Shortly after the war began, Putin claimed to have placed Russia's nuclear deterrent forces on high alert. He's consistently made references to Russia's nuclear arsenal, which is the largest in the world, in public remarks on the war on Ukraine. "This is not a bluff," Putin said in September after making a veiled threat to employ nuclear weapons while vowing to defend Russia's "territorial integrity."
Top Russian military officials recently had conversations on the circumstances under which Russia might use a tactical nuclear weapon in Ukraine, according to recent reports citing new US intelligence. But Putin was reportedly not involved in the discussions, and a report from CNN suggests that US officials are divided over the intelligence and aren't sure what to make of it.
Some officials were quite alarmed by the intelligence and are worried about the desperate actions Russia might take as it becomes increasingly frustrated in Ukraine. But other officials believe that the intelligence may have been taken out of context and isn't a sign that Russia is taking steps to use such a weapon, CNN said.

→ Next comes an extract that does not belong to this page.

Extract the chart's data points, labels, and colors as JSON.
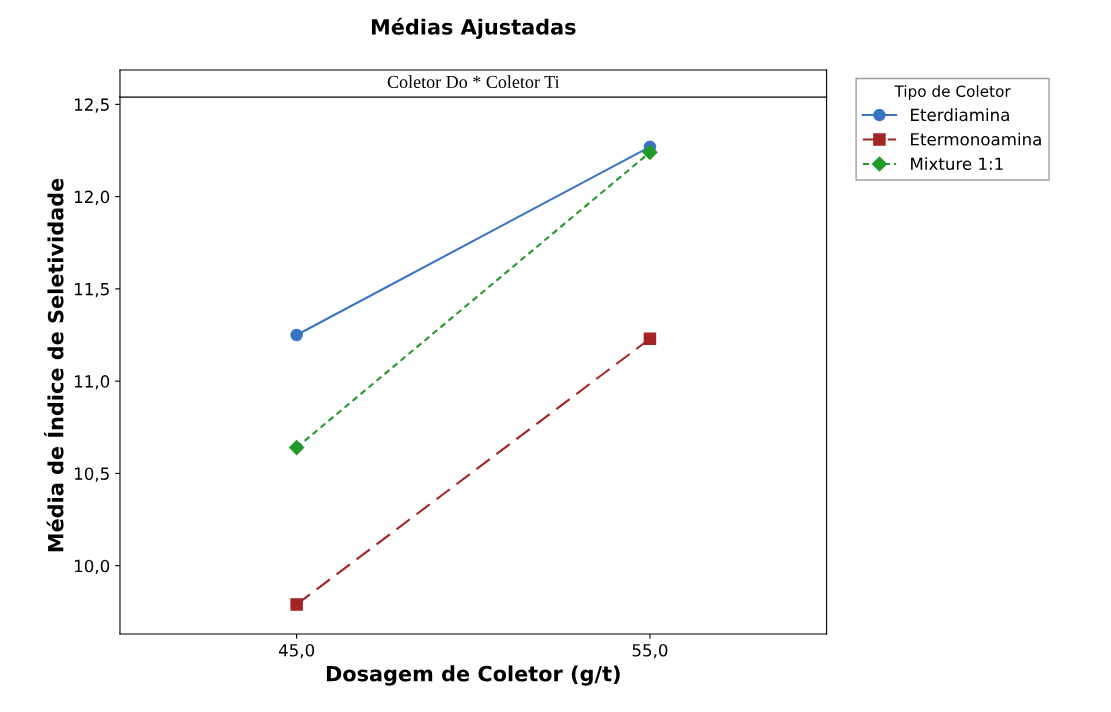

Putin in late October also tamped down the nuclear rhetoric somewhat, suggesting using such a weapon in Ukraine would serve no purpose. "We see no need for that," Putin said in remarks at a conference attended by foreign policy experts, per the Associated Press, adding: "There is no point in that, neither political, nor military."
Top Russia and military experts have also assessed that there is not an imminent risk of Putin employing a tactical nuclear weapon, but have underscored that the Kremlin's threats should be taken seriously and that the risk will go up as Russian forces continue to suffer losses and Ukraine's forces recapture territory.